Au sujet de l’UNASUR
D’une part l’UNASUR est encore largement un projet
Ce projet n’en est même pas au stade où la construction européenne en était en 1993, un an après la signature du traité de Maastricht. Car il n’existe toujours pas de parlement sud-américain alors que le parlement européen existe depuis 1979.
Le traité créant l’UNASUR a été signé à Brasilia le 23 mai 2008 et n’est entré en vigueur que le 11 mars 2011, voici un an. Trois des 12 États signataires ne l’ont toujours pas ratifié : le Paraguay, et surtout la Colombie et l’immense Brésil.
Certes les dirigeants des 12 États ont annoncé leur intention d’imiter l’UE, avec notamment la mise en place d’un Parlement, d’une citoyenneté, d’un passeport commun et à terme d’une monnaie commune.
Mais pour l’instant rien de tout ceci n’existe : le siège de l’UNASUR, prévu pour être installé en Équateur, et le Parlement, prévu pour être en Bolivie, ne sont encore à l’état de projets.
Pour l’instant, il n’y a encore rien qui, de près ou de loin, ressemble à un pouvoir supranational : ni l’équivalent de la Commission européenne, ni les quelque 300 000 pages de réglementation européenne.
D’autre part l’UNASUR a une optique anti-états-unienne
Ce n’est pas un hasard si l’Argentine de Kirchner, la Bolivie de Eva Morales, l’Équateur de Rafael Correa, le Venezuela de Hugo Chavez et le Pérou de Ollanta Humala ont ratifié le traité de l’UNASUR, tandis que la très pro-états-unienne Colombie et le prudent Brésil tardent à le faire.
Car la finalité implicite de l’UNASUR est l’antithèse même de celle de l’UE.
L’Union européenne est pilotée en sous-main par Washington depuis la fin de la Seconde Guerre Mondiale. Elle vise à dissoudre les souverainetés des États européens dans une fédération alignée sur les États-Unis, et destinée à une sorte de fusion euro-états-unienne dont le Grand Marché Transatlantique serait le vecteur.
L’UNASUR, qui se réclame du héros des indépendances sud-américaines Simon Bolivar, a été au contraire conçue comme une opposition à la zone de libre-échange des Amériques « Initiatives pour les Amériques », lancé par le président américain George Bush puis concrétisé en 1994 au 1er « Sommet des Amériques. »
L’UNASUR s’oppose donc frontalement à l’ingérence nord-américaine dans les affaires politiques et économiques latino-américaines et vise en particulier à contourner le recours à l’Organisation des États américains (OEA), dont les États-Unis sont parties prenantes, lors du traitement de problèmes spécifiquement sud-américains.
On notera d’ailleurs que le sixième « Sommet des Amériques » de l’OEA s’est achevé avant-hier (dimanche 15 avril) en Colombie sans déclaration finale, en raison de la vive opposition des États latino-américains à la politique d’exclusion de Cuba par les États-Unis.

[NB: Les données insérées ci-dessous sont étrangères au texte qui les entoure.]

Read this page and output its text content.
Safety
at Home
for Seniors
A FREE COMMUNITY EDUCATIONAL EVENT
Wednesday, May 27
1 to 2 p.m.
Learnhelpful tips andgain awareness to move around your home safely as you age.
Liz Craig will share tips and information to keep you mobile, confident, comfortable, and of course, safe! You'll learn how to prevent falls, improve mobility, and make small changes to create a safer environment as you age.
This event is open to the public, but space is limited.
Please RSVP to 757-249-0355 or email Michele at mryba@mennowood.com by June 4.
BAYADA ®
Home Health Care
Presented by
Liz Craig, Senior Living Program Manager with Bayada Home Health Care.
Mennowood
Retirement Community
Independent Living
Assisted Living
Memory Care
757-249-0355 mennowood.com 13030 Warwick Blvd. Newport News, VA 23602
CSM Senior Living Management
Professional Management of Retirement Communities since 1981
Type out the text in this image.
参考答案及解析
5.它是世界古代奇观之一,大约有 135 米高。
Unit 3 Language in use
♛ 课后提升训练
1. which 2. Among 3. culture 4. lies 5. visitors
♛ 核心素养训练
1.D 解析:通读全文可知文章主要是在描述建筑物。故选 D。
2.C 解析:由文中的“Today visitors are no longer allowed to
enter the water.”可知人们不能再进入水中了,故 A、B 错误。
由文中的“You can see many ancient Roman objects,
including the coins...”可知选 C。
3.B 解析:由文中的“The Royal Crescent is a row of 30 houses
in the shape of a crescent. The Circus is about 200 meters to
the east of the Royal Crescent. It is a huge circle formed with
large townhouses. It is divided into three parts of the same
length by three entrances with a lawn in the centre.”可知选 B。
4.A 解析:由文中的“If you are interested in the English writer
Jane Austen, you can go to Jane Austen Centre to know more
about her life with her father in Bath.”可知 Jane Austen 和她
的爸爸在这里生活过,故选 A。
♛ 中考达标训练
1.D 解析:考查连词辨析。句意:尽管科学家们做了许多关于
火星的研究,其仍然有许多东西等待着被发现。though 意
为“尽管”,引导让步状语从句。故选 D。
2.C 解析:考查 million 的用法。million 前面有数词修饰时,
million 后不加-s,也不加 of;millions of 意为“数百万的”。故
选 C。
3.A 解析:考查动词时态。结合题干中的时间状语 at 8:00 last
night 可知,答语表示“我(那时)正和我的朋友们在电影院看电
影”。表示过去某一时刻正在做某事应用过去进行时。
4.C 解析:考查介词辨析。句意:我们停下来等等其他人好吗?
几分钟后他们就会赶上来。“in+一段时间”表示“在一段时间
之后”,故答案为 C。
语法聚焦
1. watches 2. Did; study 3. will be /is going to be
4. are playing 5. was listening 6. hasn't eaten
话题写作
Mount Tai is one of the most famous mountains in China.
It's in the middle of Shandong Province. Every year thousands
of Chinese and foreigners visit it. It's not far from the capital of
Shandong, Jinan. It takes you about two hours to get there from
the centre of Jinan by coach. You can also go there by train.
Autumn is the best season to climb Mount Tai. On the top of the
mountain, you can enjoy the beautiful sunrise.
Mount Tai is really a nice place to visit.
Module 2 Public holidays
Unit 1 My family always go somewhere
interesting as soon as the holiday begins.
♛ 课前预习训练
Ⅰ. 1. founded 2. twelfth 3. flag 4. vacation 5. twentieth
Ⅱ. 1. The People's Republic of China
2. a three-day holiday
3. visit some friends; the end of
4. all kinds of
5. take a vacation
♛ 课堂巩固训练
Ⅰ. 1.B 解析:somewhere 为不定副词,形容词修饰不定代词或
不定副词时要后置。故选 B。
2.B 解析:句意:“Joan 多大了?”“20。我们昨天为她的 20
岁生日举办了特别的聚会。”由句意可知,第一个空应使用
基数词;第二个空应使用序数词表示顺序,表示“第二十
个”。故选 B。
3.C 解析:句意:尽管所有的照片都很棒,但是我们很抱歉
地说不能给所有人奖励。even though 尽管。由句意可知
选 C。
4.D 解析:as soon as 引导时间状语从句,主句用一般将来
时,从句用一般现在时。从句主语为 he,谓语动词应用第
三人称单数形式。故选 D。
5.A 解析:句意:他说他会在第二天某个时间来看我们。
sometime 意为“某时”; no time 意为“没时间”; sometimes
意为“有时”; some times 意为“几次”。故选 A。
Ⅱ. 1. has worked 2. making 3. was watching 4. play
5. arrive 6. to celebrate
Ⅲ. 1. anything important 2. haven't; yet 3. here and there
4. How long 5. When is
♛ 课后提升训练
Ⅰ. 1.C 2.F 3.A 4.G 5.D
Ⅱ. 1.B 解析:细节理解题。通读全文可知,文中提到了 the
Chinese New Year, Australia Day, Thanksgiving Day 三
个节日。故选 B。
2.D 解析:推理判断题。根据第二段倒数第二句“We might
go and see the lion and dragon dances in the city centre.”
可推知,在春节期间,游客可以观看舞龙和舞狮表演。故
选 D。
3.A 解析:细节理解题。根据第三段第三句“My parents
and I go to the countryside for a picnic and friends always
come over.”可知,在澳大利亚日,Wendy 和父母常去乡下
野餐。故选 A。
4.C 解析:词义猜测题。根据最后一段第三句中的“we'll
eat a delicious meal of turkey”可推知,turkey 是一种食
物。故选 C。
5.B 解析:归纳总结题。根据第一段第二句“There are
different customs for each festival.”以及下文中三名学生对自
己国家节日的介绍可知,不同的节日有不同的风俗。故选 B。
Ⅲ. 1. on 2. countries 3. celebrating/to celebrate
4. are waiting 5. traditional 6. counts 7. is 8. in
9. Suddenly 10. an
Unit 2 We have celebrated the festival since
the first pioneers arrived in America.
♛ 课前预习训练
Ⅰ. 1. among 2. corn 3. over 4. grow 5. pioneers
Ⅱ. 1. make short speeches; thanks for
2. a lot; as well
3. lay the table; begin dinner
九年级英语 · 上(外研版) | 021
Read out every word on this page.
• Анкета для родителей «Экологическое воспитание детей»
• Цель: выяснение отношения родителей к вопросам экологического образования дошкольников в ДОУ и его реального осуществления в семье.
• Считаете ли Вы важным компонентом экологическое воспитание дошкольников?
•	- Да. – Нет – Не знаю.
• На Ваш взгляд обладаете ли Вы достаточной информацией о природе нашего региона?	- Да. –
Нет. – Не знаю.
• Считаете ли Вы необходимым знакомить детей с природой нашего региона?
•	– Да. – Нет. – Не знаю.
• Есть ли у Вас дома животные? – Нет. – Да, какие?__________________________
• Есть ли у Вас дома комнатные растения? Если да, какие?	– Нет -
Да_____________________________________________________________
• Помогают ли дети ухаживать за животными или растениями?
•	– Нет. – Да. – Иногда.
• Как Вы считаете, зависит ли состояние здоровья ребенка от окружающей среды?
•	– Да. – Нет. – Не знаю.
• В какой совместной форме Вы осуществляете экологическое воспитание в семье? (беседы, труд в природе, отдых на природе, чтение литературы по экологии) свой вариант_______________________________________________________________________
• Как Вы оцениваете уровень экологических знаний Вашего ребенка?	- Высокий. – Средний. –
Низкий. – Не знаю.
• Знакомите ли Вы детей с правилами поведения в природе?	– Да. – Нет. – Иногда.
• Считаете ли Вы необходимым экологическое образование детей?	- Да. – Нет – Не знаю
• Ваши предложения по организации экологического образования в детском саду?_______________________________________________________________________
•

Cet échec cinglant de la diplomatie états-unienne, sur lequel les médias français ont bien entendu été des plus discrets, met en péril l’avenir même de cette conférence continentale qui se réunit une fois tous les 3 ans et qui n’a aucunement eu les résultats qu’en espérait Washington.
CONCLUSION
L’UNASUR, qui se refuse à bâtir une défense commune de type OTAN, entend respecter les souverainetés nationales et tente de constituer un bloc pour résister à l’hégémonie états-unienne. Ses objectifs causent un vif déplaisir à Washington et la distinguent donc totalement de l’UE sur ce point.
Pour le reste, les projets de l’UNASUR sont encore à l’état de virtualité. Si les pays latino-américains commettaient l’erreur de vouloir vraiment imiter, non pas le Conseil de l’Europe mais l’UE, nul doute que les dirigeants et les peuples latino-américains déchanteraient rapidement.
Le projet d’une monnaie commune aux 12 États latino-américains aboutirait inéluctablement à des blocages et à des problèmes considérables, pour le même type de raisons que celles que j’ai développées, depuis des années, au sujet de l’euro.